There is a thoughtful article in the Financial Times by Paul De Grauwe which is found in http://www.ft.com/cms/s/0/478de136-762b-11de-9e59-00144feabdc0.html?ftcamp=rss
It notes the big disagreement between two opposing camps on macro-economics (the Ricardians versus Keynesians), regarding the application of budget deficits in a period of severe recession. It then argues that this disagreement between the two camps is not just of academic interest it matters a great deal for the future decisions of investors and policymakers.
For share investors, it tells them whether, as a consequence of the temporary budget stimulus, they should be buying or selling long term government bonds and whether they should expect inflation to deteriorate or to remain under control.

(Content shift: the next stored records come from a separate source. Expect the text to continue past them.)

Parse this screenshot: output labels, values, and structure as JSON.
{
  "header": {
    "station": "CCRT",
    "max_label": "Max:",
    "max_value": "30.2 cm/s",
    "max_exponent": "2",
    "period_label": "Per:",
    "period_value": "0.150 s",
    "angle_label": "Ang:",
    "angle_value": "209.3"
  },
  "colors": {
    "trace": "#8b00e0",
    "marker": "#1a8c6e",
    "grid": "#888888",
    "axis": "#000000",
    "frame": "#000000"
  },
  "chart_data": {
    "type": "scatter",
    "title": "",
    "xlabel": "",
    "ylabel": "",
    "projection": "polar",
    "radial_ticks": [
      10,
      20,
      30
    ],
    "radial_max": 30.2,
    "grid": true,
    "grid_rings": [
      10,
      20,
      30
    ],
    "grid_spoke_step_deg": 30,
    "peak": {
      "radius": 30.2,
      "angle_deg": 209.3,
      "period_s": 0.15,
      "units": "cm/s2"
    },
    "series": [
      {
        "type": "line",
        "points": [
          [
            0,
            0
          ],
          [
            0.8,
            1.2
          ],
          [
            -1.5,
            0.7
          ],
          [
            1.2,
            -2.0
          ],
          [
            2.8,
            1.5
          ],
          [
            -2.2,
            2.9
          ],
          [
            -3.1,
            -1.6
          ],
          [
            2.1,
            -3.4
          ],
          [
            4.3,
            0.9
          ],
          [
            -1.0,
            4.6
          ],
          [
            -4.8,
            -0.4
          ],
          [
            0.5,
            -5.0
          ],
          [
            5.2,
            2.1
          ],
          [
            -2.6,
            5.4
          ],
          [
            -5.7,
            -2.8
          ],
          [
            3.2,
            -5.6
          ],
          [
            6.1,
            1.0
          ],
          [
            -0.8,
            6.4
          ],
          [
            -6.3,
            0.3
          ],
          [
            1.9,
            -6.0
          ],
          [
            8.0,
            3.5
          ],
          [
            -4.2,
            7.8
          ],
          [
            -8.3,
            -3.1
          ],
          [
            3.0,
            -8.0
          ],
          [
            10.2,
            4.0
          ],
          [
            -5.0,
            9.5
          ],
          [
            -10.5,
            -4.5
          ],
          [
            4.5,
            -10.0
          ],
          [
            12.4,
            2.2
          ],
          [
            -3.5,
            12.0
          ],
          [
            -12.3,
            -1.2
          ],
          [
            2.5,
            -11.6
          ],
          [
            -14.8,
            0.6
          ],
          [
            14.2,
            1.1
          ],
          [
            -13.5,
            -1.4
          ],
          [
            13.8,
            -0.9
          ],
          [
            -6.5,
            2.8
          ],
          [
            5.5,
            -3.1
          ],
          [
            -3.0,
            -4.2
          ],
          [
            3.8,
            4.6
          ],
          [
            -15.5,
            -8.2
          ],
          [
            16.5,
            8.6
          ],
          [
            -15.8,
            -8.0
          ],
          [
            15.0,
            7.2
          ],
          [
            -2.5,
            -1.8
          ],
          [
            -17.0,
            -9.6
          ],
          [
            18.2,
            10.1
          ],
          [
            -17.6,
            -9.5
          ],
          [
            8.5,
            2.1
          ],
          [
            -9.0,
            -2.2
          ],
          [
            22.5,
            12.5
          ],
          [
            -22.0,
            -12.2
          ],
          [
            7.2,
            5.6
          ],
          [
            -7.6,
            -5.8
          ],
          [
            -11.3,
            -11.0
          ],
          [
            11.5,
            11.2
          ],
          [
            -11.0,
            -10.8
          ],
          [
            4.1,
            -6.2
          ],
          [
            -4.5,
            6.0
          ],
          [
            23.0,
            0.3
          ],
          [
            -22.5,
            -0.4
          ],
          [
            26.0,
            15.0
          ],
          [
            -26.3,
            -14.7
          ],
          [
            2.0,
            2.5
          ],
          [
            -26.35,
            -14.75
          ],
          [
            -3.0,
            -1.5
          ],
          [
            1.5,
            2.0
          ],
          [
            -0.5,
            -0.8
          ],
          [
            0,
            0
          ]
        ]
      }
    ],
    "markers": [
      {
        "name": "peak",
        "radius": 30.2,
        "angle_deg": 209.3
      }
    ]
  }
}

For policy makers, it tells them if the additional GDP is stable and sustainable – or whether it will produce big rises in interest rates and, with it, another big recession. They must also decide if monetary policy will simply build up massive amounts of liquidity and lead to higher inflation – or whether the central bank can withdraw the liquidity as fast as they injected it, with no risk of inflation.
Most people are not sure which camp is right (with a modest majority in the Keynesian camp). The world is deeply divided.
How can the science of macro-economics resolve the crisis? On this issue, Paul de Grauwe has no solution. Efficient markets cannot take care of themselves and are not superbly informed. They need a lot of prudential regulation to address animal spirits. But how much regulation is appropriate?